To decrypt, you replace rb
with wb
and write the encrypted data, and the
wrapper writes decrypted data into the chosen file. I've provided a
complete encryption/decryption utility with the source file in
fileson crypt.py
Wrapping it up into AWS S3
Armed with the above class, it becomes trivial to adapt the boto3
AWS S3
examples to encrypt on the fly during upload, and decrypt on the fly during
download. Note that you need to configure boto3
properly before running
the code below, so follow the SDK docs first and only do this after you've
successfully ran their example without encryption.
#!/usr/bin/env python3
import boto3
from crypt import AESFile
import argparse, time
parser = argparse.ArgumentParser(description='AWS S3 upload/download with on-the-fly encryption')

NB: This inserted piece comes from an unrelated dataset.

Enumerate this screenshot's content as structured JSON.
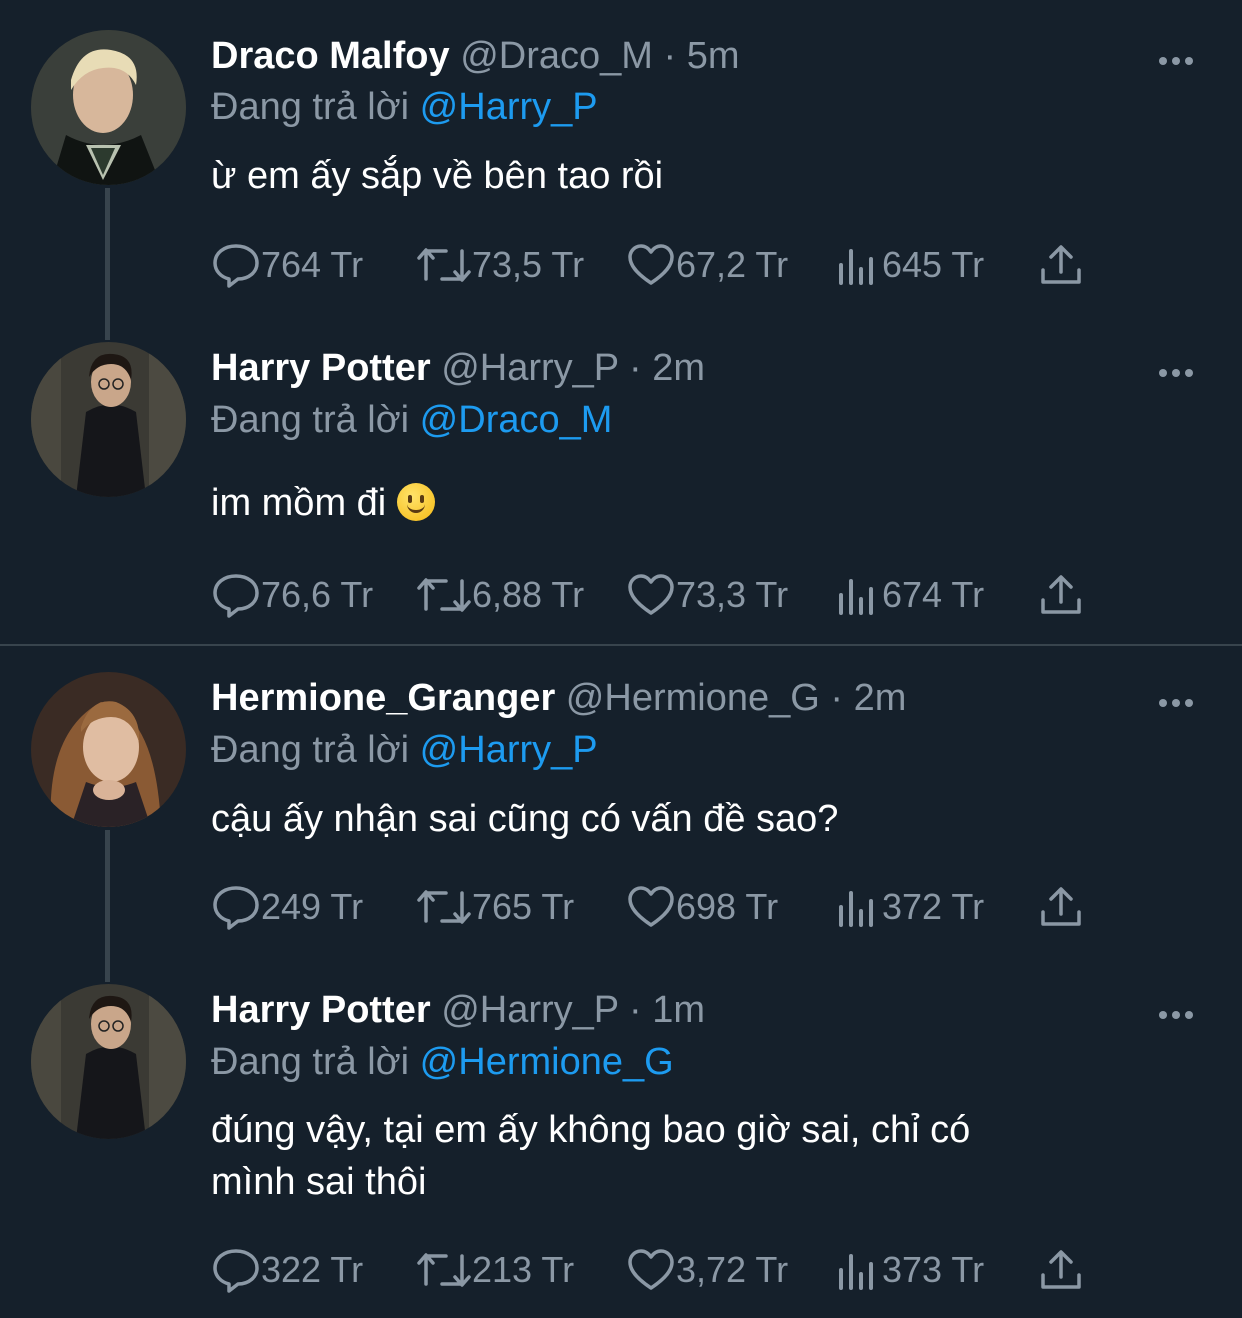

parser.add_argument('mode', type=str, choices=['upload','download'], help='Mode')
parser.add_argument('bucket', type=str, help='S3 bucket')
parser.add_argument('input', type=str, help='Input file or S3 object name')
parser.add_argument('output', type=str, help='Output file or S3 object name')
parser.add_argument('password', type=str, help='Password')
parser.add_argument('salt', type=str, help='Salt')
parser.add_argument('-i', '--iterations', type=int, default=100000,
help='PBKDF2 iterations (default 100000)')
args = parser.parse_args()
s3 = boto3.client('s3')
key = AESFile.key(args.password, args.salt, args.iterations)
if args.mode == 'upload':
fp = AESFile(args.input, 'rb', key)
s3.upload_fileobj(fp, args.bucket, args.output)
else:
fp = AESFile(args.output, 'wb', key)
s3.download_fileobj(args.bucket, args.input, fp)
fp.close()
Super cool. You need to have a file and a bucket, but armed with those, let's
try it out (writing the script itself to a folder called test
in S3):
user@server:~$ ./aws.py upload mybucket aws.py test/aws.bin password salt
user@server:~$ ./aws.py download mybucket test/aws.bin aws2.py password salt
user@server:~$ diff aws.py aws2.py
If all went perfectly, diff should find your files identical. You can download
the test/aws.bin
yourself to view the encrypted version.
Awesome. You can now store encrypted stuff to AWS at will.